There are some events which will always be larger than the agenda of any of the parts making up the whole to which that larger event relates. Even though the United Nations has declared the year 2011 the International Year for People of African Descent, their theme is universal in content where it speaks of “Recognition, Justice and Development.” The UN is providing an opportunity for Afrikan people to show how they have been denied these three things by structural racist acts:
“The Working Group of Experts on People of African Descent at its ix session, 12-16 April 2010 in its Conclusions and Recommen-dations… strongly recommended that the international community declare an international decade for people of African descent to make the challenges they face more visible, to identify solutions, and to engage in a sustained campaign to eradicate structural discrimination against people of African descent and called for a UN interagency global study to collect data on people of African descent in their respective areas of work and to develop concrete recommendations that address the structural racism against people of African descent.”
Additionally, Resolution 64/169 informs us that the year has been so declared: “… for the benefit of people of African descent in relation to their full enjoyment of economic, cultural, social, civil and political rights, their participation and integration in all political, economic, social and cultural aspects of society…”
Yes, the state has a role to play and it is not facilitating the purposes of the UN programmes for the benefit of all Afrikans during this year. It is not intended to be an occasion for the PPP and its Afrikan associates.

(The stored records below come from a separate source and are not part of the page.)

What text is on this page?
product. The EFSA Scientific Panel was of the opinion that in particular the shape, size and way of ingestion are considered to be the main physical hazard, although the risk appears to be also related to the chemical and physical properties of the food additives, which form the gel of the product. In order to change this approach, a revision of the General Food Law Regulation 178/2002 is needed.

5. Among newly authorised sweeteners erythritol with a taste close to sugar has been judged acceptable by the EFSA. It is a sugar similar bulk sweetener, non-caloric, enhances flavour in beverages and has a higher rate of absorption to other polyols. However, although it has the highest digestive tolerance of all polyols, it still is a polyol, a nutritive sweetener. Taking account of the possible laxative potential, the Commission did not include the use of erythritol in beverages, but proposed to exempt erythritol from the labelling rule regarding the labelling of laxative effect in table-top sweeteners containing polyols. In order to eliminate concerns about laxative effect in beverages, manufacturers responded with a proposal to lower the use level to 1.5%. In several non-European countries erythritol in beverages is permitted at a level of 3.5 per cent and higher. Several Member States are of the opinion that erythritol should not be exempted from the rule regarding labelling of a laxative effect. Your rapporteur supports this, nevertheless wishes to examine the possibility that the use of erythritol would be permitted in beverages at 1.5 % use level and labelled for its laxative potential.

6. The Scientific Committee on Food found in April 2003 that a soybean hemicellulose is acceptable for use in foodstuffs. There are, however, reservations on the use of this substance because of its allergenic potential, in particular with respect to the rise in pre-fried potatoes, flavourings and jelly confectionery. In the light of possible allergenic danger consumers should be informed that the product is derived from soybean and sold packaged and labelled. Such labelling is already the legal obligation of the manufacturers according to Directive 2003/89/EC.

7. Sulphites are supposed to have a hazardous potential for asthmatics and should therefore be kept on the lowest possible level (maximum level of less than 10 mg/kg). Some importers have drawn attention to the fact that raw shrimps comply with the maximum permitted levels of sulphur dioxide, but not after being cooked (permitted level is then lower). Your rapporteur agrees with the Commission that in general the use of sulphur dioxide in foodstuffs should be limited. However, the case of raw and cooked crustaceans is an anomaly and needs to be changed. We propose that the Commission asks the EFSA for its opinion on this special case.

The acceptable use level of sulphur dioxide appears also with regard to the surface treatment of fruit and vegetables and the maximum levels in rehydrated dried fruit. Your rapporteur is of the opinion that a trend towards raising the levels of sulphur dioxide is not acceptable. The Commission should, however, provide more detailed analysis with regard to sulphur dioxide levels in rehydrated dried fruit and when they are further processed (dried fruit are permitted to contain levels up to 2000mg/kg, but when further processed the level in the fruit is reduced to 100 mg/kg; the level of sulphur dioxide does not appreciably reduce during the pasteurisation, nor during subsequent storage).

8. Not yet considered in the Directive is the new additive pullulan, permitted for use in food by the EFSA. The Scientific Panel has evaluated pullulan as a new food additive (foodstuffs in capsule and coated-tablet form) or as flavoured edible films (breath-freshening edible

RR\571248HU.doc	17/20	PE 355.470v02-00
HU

The PPP/C has an opportunity to promote these actions for all Afrikans in Guyana. Just think about the political incorrectness and insensitivity to Afrikans when it does not invite the Leader of the Opposition who happens to be an Afrikan to ‘its’ opening ceremony for the Year of People of African Descent. Is this not in itself to deny Mr Robert Corbin, an Afrikan, and the vast number of Afrikans who support the PNCR an opportunity for “… their participation and integration in all political … social and cultural aspects of society”?